Cheikh Ayad fût un grand violoniste des années quarante, bien avant Hamou Oulyazid, Aâssou Oudabz, Ouâali, Moha Oubaba, cheikh Oussidi Benaceur.
Ce musicien, chanteur et compositeur, est né vers 1918, fin de la première guerre mondiale, dans la tribu des Ait Ndir (Bni Mtir).
Cheikh Ayad fut séduit par l’art dès son jeune âge. Il avait appris à jouer de la flûte qu’il fabriquait lui-même. Dès l’adolescence, munie de son Aloune ou Talounte (appellation selon régions Amazigh), il avait commencé déjà à prendre part aux multiples danses d’Ahidouss qui se tenaient à l’occasion des cérémonies ou de célébrations dans son douar. Par la suite, il alla se produire dans d’autres lieux. Ses amis de l’époque le sollicitaient pour leur jouer des chansons après chaque pause d’ahidouss qui se faisaient par contrainte à cause du refroidissement des «Aloun».
La flûte qu’il aimait énormément ne lui permettait pas de chanter de vive voix comme ses semblables dans la mesure où en tant qu’artiste clé de l’occasion, il était dans l’obligation, pour ne pas casser la cadence du rythme, de souffler constamment dans cet outil musical jusqu’à la fin de la séquence qui lui était réservée.

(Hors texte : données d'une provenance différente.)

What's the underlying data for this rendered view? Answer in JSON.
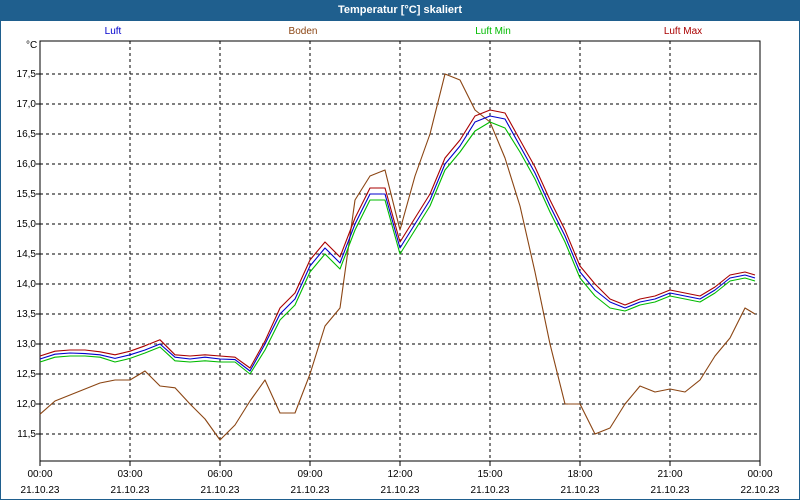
{
  "window": {
    "title": "Temperatur [°C] skaliert"
  },
  "chart_data": {
    "type": "line",
    "title": "Temperatur [°C] skaliert",
    "unit": "°C",
    "xlabel": "",
    "ylabel": "°C",
    "ylim": [
      11.05,
      18.05
    ],
    "xlim_hours": [
      0,
      24
    ],
    "grid": true,
    "legend_position": "top",
    "y_ticks": [
      "17,5",
      "17,0",
      "16,5",
      "16,0",
      "15,5",
      "15,0",
      "14,5",
      "14,0",
      "13,5",
      "13,0",
      "12,5",
      "12,0",
      "11,5"
    ],
    "y_tick_values": [
      17.5,
      17.0,
      16.5,
      16.0,
      15.5,
      15.0,
      14.5,
      14.0,
      13.5,
      13.0,
      12.5,
      12.0,
      11.5
    ],
    "x_ticks": [
      {
        "time": "00:00",
        "date": "21.10.23",
        "h": 0
      },
      {
        "time": "03:00",
        "date": "21.10.23",
        "h": 3
      },
      {
        "time": "06:00",
        "date": "21.10.23",
        "h": 6
      },
      {
        "time": "09:00",
        "date": "21.10.23",
        "h": 9
      },
      {
        "time": "12:00",
        "date": "21.10.23",
        "h": 12
      },
      {
        "time": "15:00",
        "date": "21.10.23",
        "h": 15
      },
      {
        "time": "18:00",
        "date": "21.10.23",
        "h": 18
      },
      {
        "time": "21:00",
        "date": "21.10.23",
        "h": 21
      },
      {
        "time": "00:00",
        "date": "22.10.23",
        "h": 24
      }
    ],
    "x": [
      "00:00",
      "00:30",
      "01:00",
      "01:30",
      "02:00",
      "02:30",
      "03:00",
      "03:30",
      "04:00",
      "04:30",
      "05:00",
      "05:30",
      "06:00",
      "06:30",
      "07:00",
      "07:30",
      "08:00",
      "08:30",
      "09:00",
      "09:30",
      "10:00",
      "10:30",
      "11:00",
      "11:30",
      "12:00",
      "12:30",
      "13:00",
      "13:30",
      "14:00",
      "14:30",
      "15:00",
      "15:30",
      "16:00",
      "16:30",
      "17:00",
      "17:30",
      "18:00",
      "18:30",
      "19:00",
      "19:30",
      "20:00",
      "20:30",
      "21:00",
      "21:30",
      "22:00",
      "22:30",
      "23:00",
      "23:30",
      "23:50"
    ],
    "series": [
      {
        "name": "Luft",
        "color": "#0000cc",
        "values": [
          12.75,
          12.83,
          12.85,
          12.84,
          12.82,
          12.76,
          12.82,
          12.9,
          13.0,
          12.78,
          12.75,
          12.78,
          12.75,
          12.74,
          12.55,
          13.0,
          13.5,
          13.75,
          14.3,
          14.6,
          14.35,
          15.0,
          15.5,
          15.5,
          14.6,
          15.0,
          15.4,
          16.0,
          16.3,
          16.7,
          16.8,
          16.75,
          16.3,
          15.85,
          15.3,
          14.8,
          14.2,
          13.9,
          13.7,
          13.6,
          13.7,
          13.75,
          13.85,
          13.8,
          13.75,
          13.9,
          14.1,
          14.15,
          14.1
        ]
      },
      {
        "name": "Boden",
        "color": "#8b4513",
        "values": [
          11.83,
          12.05,
          12.15,
          12.25,
          12.35,
          12.4,
          12.4,
          12.55,
          12.3,
          12.27,
          12.0,
          11.75,
          11.4,
          11.65,
          12.05,
          12.4,
          11.85,
          11.85,
          12.5,
          13.3,
          13.6,
          15.4,
          15.8,
          15.9,
          14.9,
          15.8,
          16.5,
          17.5,
          17.4,
          16.9,
          16.7,
          16.1,
          15.3,
          14.2,
          13.0,
          12.0,
          12.0,
          11.5,
          11.6,
          12.0,
          12.3,
          12.2,
          12.25,
          12.2,
          12.4,
          12.8,
          13.1,
          13.6,
          13.5
        ]
      },
      {
        "name": "Luft Min",
        "color": "#00bb00",
        "values": [
          12.7,
          12.78,
          12.8,
          12.8,
          12.78,
          12.7,
          12.76,
          12.85,
          12.95,
          12.72,
          12.7,
          12.72,
          12.7,
          12.7,
          12.5,
          12.9,
          13.4,
          13.65,
          14.2,
          14.5,
          14.25,
          14.9,
          15.4,
          15.4,
          14.5,
          14.9,
          15.3,
          15.9,
          16.2,
          16.55,
          16.7,
          16.6,
          16.2,
          15.75,
          15.2,
          14.7,
          14.1,
          13.8,
          13.6,
          13.55,
          13.65,
          13.7,
          13.8,
          13.75,
          13.7,
          13.85,
          14.05,
          14.1,
          14.05
        ]
      },
      {
        "name": "Luft Max",
        "color": "#aa0000",
        "values": [
          12.8,
          12.88,
          12.9,
          12.9,
          12.87,
          12.82,
          12.88,
          12.97,
          13.07,
          12.82,
          12.8,
          12.82,
          12.8,
          12.78,
          12.6,
          13.05,
          13.6,
          13.85,
          14.4,
          14.7,
          14.45,
          15.1,
          15.6,
          15.6,
          14.7,
          15.1,
          15.5,
          16.1,
          16.4,
          16.8,
          16.9,
          16.85,
          16.4,
          15.95,
          15.4,
          14.9,
          14.3,
          14.0,
          13.75,
          13.65,
          13.75,
          13.8,
          13.9,
          13.85,
          13.8,
          13.95,
          14.15,
          14.2,
          14.15
        ]
      }
    ]
  }
}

N’étant pas satisfait de cette situation qui ne lui permettait pas de chanter et de souffler dans sa flûte en même temps, c’est-à-dire qu’il ne pouvait pas être au four et au moulin au même instant, lui qui commençait à avoir une renommée locale; il décida donc de se fabriquer un violon artisanal avec des matériaux de recyclage qui se trouvaient sous la main.
C’est alors que commencèrent les entraînements sur cet instrument à trois cordes nouvellement côtoyé et avec lequel il est devenu inséparable jusqu’à son décès vers 1975. Cet instrument l’avait rendu plus célèbre sur le plan régional comme il l’avait rendu plus libre au niveau du chant. Il lui permettait de puiser dans un large répertoire de poésie qu’il s’était constitué au fil du temps. Se considérant artiste professionnel, c’est-à-dire un vrai cheikh (connaisseur et maître), il constitua un duo artistique ambulant avec son ami, le tambourinaire et comédien, feu Ali N’hmimech, pendant de longues années. Ce duo inséparable avait sillonné tout le Moyen- Atlas allant de souk en souk pour tenir la «Halka» qui leur permettait de gagner leur pain quotidien…
Et comme rien n’est éternel, cheikh Ayad et son ami ont décidé un beau jour de mettre un terme à leur union artistique et de partir chacun de son côté. C’est alors que Cheikh Ayad s’est détaché de son port d’attache «Ait Lahcen Ouchaib» pour s’installer et évoluer d’abord à El-Hajeb, la capitale des Ait Ndir, puis à Imouzzer Kandar, capitale des Ait Seghrouchen où il a résidé dans le quartier connu sous le nom de «Kelâa», avant de déménager définitivement à Ain-Leuh où il demeura jusqu’à sa mort.
Seuls subsistent quelques vieillards aujourd’hui qui se souviennent de Cheikh Ayad, à qui ils ne se lassaient pas de répéter à l’époque, pour plaisanter avec lui, durant une prestation amzlmizane a Ayad et comme ce vétéran de la chanson amazighe a vécu sous le régime du protectorat, il a appris quelques mots en Français comme : Gauche/ Droite, qu’il répétait fréquemment à ses accompagnatrices qu’il guidait, lorsqu’elles dansaient, ainsi que le ferait un sergent recruteur avec des nouvelles recrues.
Cheikh Ayad est enterré à Ain-Leuh où il avait connu d’autres artistes comme son contemporain, cheikh Hmad Azrouf, lui aussi violoniste issu du douar des Izroufen situé dans les alentours du cercle de : Riche, province actuelle de Midelt, comme il a connu aussi à la fin de ses jours quelques jeunes talents de jadis, toujours en vie, comme les tambourinaires, eux même, assimilés actuellement à des vétérans dont quelques-uns sont célèbres, tels: le général Hassan Bouykifi- cheikh Alla d’El-Hajeb et la célèbre : Fadma Oult Hdidou qui a intégré, durant sa jeunesse, occasionnellement sa troupe d’artistes.
Enfin, et je ne voudrais pas clore cet aperçu historique sur cheikh Ayad sans évoquer une figure emblématique de « La source du bois», écrit en Français : Ain-Leuh, le disciple et l’héritier artistique du père spirituel de la chanson amazighe, feu Hamou Oulyazid, le Grand Artiste: Yousfi Benmoha, reconnu officiellement comme (Rouicha Mohamed) par l’état-civil depuis le 28 Juin 1962 jusqu’à 1982.